The Greece-Cyprus interconnection project, the Great Sea Interconnector (GSI), an ambitious project to connect the power grids of Israel and Cyprus with Greece continues to face obstacles, with the latest development involving IPTO’s decision to freeze outstanding payments of 70 million euros to the French company Nexans.

Uncertainties persist, particularly in the geopolitical landscape, which has become even more unpredictable following Donald Trump’s election in the U.S. Memories are still fresh from last July’s tense episode when a specialized vessel, chartered by Nexans for seabed surveys in international waters between Karpathos and Kasos, found itself surrounded by Turkish warships.

The project, overseen by Greece’s Ministries of Environment & Energy and Foreign Affairs, remains at a critical juncture. The geopolitical challenges, combined with shifting priorities within the EU and French President Emmanuel Macron’s administration, are influencing its execution.

According to reports, IPTO was expected to make the 70 million euros payment by the end of February but has opted to hold off. Government sources have revealed that the move was made in consultation with Nexans to ensure that production of the 900-kilometer cable continues without disruption. The decision aims to limit IPTO’s financial exposure amid ongoing uncertainties.

The government appears to be backing this decision, acknowledging the unpredictable geopolitical landscape surrounding the project. The current phase involves conducting seabed surveys in international waters to determine the final route for the subsea cable.

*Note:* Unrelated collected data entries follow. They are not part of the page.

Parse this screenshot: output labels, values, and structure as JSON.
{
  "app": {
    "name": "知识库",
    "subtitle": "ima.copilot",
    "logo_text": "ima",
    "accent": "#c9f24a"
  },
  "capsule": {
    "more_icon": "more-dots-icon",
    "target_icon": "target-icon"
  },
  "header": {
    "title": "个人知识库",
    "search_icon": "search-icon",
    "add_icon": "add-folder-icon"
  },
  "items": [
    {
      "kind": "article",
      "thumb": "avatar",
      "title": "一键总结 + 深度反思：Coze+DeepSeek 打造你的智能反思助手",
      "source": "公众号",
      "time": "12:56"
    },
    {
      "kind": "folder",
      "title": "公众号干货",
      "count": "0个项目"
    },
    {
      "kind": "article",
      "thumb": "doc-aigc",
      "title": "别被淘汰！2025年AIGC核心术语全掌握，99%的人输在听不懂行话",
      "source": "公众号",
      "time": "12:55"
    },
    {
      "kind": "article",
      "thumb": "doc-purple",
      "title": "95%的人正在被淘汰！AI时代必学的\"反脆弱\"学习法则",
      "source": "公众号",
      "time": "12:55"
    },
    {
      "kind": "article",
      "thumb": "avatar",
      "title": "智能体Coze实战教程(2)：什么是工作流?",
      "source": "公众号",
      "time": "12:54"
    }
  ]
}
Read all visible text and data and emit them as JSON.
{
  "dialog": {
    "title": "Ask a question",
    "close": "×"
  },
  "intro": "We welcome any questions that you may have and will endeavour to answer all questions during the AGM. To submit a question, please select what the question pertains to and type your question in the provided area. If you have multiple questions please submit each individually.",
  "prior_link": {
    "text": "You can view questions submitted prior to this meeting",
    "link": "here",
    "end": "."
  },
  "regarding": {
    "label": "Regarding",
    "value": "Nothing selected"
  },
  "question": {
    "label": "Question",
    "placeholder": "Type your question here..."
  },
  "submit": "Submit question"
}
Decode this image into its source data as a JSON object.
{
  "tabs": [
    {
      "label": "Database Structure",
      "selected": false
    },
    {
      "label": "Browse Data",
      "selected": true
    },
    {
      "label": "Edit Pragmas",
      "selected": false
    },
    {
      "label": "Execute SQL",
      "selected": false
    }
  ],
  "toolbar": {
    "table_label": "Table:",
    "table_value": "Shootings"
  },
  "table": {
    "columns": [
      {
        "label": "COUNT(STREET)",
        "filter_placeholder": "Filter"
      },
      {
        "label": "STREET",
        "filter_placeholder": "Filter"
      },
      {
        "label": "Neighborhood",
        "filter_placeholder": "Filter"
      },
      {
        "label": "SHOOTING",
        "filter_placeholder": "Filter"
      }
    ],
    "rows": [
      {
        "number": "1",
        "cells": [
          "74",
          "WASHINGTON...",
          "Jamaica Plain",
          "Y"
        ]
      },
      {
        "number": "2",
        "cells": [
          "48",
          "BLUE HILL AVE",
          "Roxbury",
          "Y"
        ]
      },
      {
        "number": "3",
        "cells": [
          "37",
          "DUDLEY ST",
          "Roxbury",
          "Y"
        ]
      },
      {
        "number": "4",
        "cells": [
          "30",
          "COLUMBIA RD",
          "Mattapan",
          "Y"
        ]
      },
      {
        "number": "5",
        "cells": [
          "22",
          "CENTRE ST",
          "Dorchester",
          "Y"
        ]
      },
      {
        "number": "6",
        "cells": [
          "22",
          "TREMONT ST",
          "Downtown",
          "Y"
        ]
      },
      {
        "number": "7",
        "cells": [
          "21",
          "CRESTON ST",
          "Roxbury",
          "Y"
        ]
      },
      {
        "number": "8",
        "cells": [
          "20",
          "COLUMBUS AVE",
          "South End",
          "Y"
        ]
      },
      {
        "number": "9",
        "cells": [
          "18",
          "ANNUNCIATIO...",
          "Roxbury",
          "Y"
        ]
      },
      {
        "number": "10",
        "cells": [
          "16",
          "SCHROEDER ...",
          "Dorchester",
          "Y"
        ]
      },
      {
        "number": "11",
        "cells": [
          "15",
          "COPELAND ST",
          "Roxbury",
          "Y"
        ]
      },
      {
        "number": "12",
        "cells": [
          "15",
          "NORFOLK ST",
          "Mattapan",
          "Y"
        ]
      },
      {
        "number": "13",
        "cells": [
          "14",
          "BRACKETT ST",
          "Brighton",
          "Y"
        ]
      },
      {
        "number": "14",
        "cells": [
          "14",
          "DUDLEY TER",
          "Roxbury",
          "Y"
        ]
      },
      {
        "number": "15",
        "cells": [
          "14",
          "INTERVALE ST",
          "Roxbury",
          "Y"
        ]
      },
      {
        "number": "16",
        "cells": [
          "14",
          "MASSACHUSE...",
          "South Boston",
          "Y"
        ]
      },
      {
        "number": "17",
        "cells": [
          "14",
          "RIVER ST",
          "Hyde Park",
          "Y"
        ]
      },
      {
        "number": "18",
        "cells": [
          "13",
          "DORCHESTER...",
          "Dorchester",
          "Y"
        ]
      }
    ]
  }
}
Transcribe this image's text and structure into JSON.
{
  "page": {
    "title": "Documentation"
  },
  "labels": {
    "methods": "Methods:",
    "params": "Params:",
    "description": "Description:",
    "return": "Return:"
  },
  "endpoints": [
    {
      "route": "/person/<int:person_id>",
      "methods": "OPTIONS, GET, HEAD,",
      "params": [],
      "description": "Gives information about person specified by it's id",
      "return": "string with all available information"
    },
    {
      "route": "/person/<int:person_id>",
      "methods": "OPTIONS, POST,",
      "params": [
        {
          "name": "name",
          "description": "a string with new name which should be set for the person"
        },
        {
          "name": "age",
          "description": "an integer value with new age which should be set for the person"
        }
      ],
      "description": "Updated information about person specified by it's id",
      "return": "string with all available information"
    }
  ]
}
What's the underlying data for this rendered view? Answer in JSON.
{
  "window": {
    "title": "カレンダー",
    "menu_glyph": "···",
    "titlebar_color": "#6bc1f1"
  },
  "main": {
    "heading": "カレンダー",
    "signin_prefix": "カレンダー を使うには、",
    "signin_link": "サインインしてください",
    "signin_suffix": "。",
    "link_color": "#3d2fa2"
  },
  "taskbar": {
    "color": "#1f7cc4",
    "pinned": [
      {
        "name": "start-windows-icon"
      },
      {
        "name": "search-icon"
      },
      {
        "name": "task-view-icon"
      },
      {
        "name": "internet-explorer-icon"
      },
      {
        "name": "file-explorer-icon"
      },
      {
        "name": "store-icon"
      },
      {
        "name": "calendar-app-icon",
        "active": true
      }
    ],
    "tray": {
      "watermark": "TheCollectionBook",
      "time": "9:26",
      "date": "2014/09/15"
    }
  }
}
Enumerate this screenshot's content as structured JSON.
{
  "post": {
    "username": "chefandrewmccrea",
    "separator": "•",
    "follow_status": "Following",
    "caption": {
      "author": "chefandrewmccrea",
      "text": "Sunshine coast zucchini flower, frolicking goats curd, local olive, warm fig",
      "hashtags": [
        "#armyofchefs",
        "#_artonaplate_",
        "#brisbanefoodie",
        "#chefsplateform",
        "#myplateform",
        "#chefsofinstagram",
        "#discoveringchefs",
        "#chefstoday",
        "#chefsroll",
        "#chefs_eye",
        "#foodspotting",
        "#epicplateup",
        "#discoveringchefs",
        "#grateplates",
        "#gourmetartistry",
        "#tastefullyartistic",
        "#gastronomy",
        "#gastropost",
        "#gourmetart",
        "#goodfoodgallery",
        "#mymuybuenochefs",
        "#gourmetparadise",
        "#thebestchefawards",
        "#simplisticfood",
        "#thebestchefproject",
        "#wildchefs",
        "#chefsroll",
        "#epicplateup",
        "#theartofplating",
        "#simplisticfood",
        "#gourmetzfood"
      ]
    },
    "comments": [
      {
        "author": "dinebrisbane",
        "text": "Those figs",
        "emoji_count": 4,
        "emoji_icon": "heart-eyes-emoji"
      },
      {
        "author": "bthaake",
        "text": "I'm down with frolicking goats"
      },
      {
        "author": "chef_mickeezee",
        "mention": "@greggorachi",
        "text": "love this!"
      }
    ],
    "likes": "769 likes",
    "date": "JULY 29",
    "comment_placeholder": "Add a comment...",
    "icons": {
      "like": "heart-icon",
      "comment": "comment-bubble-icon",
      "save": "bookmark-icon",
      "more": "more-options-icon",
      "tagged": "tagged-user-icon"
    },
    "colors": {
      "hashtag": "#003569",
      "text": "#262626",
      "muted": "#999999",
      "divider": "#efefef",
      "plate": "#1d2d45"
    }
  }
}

The fate of the 1.9 billion euros project is now increasingly tied to geopolitical factors, requiring continued support from both the U.S. and France. A potential failure could trigger contractual penalties, as Nexans holds claims against IPTO for its 1.4 billion euros construction contract, while IPTO may also seek compensation under the project’s regulatory framework.

Under recently passed legislation, if the project is delayed or canceled due to external factors beyond the control of the implementation body and its contractors, IPTO would be compensated by the state for 13% of its expenses.

Overall, Greece would need to recover 50% of the total costs, with the remaining 37% covered by a regulatory decision that would pass the burden on to consumers.